Demet Altınyeleklioğlu

Hürrem, Mihrimah gibi tarihi karakterleri anlattığı romanlarıyla tanıdığımız Demet Altınyeleklioğlu, Sustum Anne-Açmayan Tomurcuğun Romanı adlı yeni romanında bu sefer Şükufe Nihal’in hayat hikayesini anlatıyor.

Demet Altınyeleklioğlu

Türk edebiyat tarihinin önemli karakterlerinden Şükufe Nihal, ne yazık ki unutulmuş bir isim. Nasıl karar verdiniz Şükufe Nihal’in hayatını yazmaya?
Tarihi romanlar yazıyormuş gibi algılansa da esas ilgi alanım bir yeniliğe, bir devrime, bir öncülüğe, mücadeleye veya haksızlık karşısında isyana, özgürlük ve eşitlik hareketine imza atmış karakterler. Bugüne kadar ele aldığım tüm kahramanlar yaşadıkları dönem içinde bir ilke imza atmış kişiler. Şükufe Nihal de kendinde pek çok yeniliği, mücadeleyi, isyanı ve öncülüğü barındıran bir kadın kahraman. Çok dramatik ve unutulmuş bir hayat hikayesi. Detaylı bir araştırmanın ardından Şükufe’nin Cumhuriyet kadınları tarafından yolumuza ışık tutan bir nefer olarak mutlaka tanınması gerektiğine karar verdim.

Siz daha çok tarihteki güçlü kadınların hayatını ele alıyorsunuz. Karakteri mi seçip yazıyorsunuz yoksa hikayeleri mi sizi çeken?
Kadın ön planda benim için. Kadını tarihten soyutlayamazsınız. Belki de gerçek tarih aslında o kadar da erkek egemen değildir. Ben hikayeden yola çıkıyorum, seçtiğim karaktere ona en uygun bulduğum duygusal gömleği biçiyorum. Bugüne kadar tüm kahramanlarımın üstüne özel biçilmiş kaftan gibi oturdu yarattığım bu duygusal kurgu cümbüşü. Kafa tutan kadınları seviyorum. Çığır açan, itiraz eden, hakkını arayan. Belki kendimi buluyorum, kim bilir.
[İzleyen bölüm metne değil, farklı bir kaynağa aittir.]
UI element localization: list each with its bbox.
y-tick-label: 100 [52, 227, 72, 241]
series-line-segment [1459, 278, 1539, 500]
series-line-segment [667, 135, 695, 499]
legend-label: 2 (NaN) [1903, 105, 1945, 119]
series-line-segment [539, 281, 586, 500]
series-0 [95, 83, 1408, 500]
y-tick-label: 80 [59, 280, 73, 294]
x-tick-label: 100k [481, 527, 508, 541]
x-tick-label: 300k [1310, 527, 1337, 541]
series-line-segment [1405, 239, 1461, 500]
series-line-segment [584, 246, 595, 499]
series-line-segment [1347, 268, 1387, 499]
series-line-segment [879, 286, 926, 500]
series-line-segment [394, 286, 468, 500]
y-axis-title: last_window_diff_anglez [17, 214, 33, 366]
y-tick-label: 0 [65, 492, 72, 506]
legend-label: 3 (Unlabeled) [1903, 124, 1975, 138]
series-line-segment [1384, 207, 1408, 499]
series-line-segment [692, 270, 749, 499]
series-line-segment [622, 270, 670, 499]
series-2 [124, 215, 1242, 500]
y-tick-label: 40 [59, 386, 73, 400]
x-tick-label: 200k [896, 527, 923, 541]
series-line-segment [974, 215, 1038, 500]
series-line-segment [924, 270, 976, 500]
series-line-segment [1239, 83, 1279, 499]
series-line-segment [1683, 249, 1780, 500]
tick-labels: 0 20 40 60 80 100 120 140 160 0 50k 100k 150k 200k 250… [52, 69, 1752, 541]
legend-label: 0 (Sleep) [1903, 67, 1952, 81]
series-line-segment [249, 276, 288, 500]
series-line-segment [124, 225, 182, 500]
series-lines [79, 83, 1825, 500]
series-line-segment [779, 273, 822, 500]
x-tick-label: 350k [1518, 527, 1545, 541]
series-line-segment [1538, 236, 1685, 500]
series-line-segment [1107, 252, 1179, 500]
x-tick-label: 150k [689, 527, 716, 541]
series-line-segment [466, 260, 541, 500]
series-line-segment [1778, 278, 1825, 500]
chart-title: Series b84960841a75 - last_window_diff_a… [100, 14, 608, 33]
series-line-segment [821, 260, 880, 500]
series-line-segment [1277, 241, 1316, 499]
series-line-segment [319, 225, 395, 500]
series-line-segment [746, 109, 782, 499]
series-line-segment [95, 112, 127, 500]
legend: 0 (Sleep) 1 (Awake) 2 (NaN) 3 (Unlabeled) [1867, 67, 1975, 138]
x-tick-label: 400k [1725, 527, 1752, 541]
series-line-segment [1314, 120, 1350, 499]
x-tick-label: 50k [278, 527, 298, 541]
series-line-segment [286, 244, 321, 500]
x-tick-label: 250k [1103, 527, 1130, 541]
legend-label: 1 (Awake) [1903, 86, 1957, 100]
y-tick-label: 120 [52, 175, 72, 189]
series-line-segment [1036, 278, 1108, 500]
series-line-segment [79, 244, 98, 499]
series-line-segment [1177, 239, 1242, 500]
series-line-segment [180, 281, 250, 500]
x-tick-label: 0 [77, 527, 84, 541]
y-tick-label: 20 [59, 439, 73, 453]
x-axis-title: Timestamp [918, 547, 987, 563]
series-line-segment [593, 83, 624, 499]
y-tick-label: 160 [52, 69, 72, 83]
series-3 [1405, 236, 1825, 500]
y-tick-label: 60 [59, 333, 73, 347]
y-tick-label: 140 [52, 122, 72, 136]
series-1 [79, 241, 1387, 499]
Demet Altınyeleklioğlu - Resim : 1

Şuküfe Nihal, unutulmuşluğuna kırgın ama en çok kendisine. Peki, bir yazar olarak siz unutulma hissini nasıl yorumluyorsunuz? 
Unutulmak üzerine o kadar çok yazılıp çizilmiş ki, sözcük daha ağızdan döküldüğü anda bıraktığı buruk tat hissediliyor. Hak edilmemiş bir unutulmak yıkıcıdır. Bu aşkta da böyledir, sanatta da böyledir, siyasette de böyledir. İnsan, sevilmek, beğenilmek, takdir görmek ve anılmak ister. Aslında tüm çabamız bu dünyada kalıcı bir şeyler bırakmak uğruna değil mi? Çünkü unutulmaktan korkuyoruz. Şükufe ne sanatta, ne aşkta unutulmayı asla hak etmemişti. Biraz da onun bu unutulmuşluğuna çok içerlemiş olmam bu kitabın ortaya çıkmasına neden oldu.

Sizi en çok etkileyen Şuküfe Nihal şiiri hangisi?
İnanma şiirindeki unutulmuşluk hissi beni derinden etkilemişti. Aşk, Nihal’in hayatının merkezinde olmasa da hayatını hep çok etkilemiş. Şükufe hayalinde kurduğu ideal aşkı aradı her zaman. Etrafında onu gerçekten seven erkekler olduğunun farkındaydı. Bir kısmına ilgi de duydu. Ama Faruk Nafiz hariç hiçbiri onun aradığı, özlediği duygu zenginliğini, heyecanı, kadınsılığı veremedi. Bir röportajında; “Beni gerçekten seven tek erkeğin Osman Fahri olduğunu anladım” demişti. Bu acıyı ölene kadar kalbinde yaşattı.